Roy Moore’s campaign came out swinging against the departing communications adviser, blaming him for his lack of experience defending an accused child molester.

The news keeps getting worse and worse for GOP Alabama Senate candidate Roy Moore.

Amid accusations from nine women of stalking, sexual assault, and child molestation — as well as calls from some Republican leaders to drop out, polls showing his lead collapsing, and a blistering new attack ad from his Democratic challenger Doug Jones — Moore faced yet another blow on Wednesday.

According to a report from the Washingtonian, Moore’s communications director, John Rogers, has resigned.
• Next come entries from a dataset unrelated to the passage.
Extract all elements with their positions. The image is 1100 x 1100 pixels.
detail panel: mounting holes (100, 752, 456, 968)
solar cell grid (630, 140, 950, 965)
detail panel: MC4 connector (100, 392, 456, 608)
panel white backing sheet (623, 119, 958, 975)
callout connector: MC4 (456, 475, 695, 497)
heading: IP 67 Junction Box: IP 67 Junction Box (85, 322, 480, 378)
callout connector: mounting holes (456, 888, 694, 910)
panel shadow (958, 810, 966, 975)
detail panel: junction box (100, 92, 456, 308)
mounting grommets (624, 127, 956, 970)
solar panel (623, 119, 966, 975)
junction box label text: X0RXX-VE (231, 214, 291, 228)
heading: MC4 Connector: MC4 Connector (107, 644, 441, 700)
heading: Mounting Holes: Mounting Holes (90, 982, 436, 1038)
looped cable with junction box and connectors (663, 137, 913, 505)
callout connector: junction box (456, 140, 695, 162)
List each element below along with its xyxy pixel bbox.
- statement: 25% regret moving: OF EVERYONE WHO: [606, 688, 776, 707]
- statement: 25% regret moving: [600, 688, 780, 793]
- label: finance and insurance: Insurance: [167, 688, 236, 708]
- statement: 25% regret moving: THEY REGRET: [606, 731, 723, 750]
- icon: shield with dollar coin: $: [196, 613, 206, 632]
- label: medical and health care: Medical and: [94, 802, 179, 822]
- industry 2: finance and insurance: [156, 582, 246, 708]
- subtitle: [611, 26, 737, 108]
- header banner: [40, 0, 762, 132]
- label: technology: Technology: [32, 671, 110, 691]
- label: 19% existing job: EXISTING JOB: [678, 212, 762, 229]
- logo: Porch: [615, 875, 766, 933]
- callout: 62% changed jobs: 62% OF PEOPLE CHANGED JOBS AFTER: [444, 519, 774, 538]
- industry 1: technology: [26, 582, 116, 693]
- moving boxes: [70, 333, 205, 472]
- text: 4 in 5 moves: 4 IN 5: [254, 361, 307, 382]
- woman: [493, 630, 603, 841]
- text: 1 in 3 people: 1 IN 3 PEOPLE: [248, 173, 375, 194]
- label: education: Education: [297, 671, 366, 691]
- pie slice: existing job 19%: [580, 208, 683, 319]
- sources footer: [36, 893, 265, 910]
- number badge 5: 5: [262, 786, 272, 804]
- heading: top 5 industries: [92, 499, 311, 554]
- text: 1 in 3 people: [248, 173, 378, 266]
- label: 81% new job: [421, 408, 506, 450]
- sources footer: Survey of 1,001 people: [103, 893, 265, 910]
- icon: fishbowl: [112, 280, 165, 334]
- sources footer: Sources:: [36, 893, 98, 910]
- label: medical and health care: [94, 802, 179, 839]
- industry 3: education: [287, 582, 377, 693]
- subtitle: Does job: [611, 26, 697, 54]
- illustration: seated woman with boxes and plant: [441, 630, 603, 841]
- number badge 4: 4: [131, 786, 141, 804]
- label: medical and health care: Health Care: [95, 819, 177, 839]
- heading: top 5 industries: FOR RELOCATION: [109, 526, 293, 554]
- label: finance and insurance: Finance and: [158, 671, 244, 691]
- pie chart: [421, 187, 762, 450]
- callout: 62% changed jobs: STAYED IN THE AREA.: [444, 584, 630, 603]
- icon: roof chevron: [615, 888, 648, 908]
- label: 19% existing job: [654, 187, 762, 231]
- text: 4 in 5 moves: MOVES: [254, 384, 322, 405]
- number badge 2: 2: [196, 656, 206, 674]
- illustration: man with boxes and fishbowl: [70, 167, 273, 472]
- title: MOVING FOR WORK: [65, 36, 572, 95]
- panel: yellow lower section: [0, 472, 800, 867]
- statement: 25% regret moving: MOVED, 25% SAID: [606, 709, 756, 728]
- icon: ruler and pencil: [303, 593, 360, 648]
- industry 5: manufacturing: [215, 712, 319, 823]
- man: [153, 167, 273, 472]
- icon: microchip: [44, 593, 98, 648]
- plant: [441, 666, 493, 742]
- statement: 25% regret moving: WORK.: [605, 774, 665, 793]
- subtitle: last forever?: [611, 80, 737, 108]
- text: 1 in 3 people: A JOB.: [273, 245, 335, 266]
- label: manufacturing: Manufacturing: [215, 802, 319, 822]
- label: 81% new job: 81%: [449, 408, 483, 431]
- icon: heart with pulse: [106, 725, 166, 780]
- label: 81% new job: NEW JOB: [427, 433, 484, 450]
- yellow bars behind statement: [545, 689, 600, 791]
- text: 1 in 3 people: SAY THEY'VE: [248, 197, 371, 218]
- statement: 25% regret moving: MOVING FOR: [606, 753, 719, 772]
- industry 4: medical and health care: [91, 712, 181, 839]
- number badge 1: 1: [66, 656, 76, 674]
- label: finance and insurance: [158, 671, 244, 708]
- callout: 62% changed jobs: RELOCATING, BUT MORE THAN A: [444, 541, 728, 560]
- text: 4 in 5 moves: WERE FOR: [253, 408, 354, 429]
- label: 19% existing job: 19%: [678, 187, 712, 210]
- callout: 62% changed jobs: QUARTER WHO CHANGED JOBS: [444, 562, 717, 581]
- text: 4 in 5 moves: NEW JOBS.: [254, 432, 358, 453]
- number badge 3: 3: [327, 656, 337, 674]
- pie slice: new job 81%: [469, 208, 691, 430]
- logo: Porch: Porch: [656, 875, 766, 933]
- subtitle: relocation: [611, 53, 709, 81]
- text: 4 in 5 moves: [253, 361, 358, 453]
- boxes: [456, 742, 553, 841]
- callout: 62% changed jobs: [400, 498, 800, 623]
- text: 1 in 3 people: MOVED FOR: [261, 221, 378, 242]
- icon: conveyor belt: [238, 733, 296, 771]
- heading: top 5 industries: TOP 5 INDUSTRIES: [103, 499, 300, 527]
But rather than use the departure as a chance for self-reflection, Moore’s campaign came out swinging against Rogers:

It would be rare indeed for a communications director to have “experience” defending a candidate who stands accused of serial pedophilia and who was banned from a mall and the YMCA in his hometown for his predatory behavior. But given that Moore, his wife, and his attorney have held press conferences attacking the accusers and refusing to apologize, Rogers must have made a Herculean effort.

Judging by this response, as far as the campaign is concerned, none of the scandal is Moore’s fault — it is Rogers’ fault, for failing to stop the press from pursuing the story.

Meanwhile, the rest of Moore’s communications team is in complete disarray. Some staffers tried to lie to the press and claim that Rogers was fired rather than resigned. Prior to the announcement of his resignation, one official flat-out told reporters, “Y’all can quit asking us questions.”

The whole affair shows that Moore has no capacity for good judgment or personal responsibility. Anyone who would want to step up and assume his now-vacant communications adviser role would clearly be no better.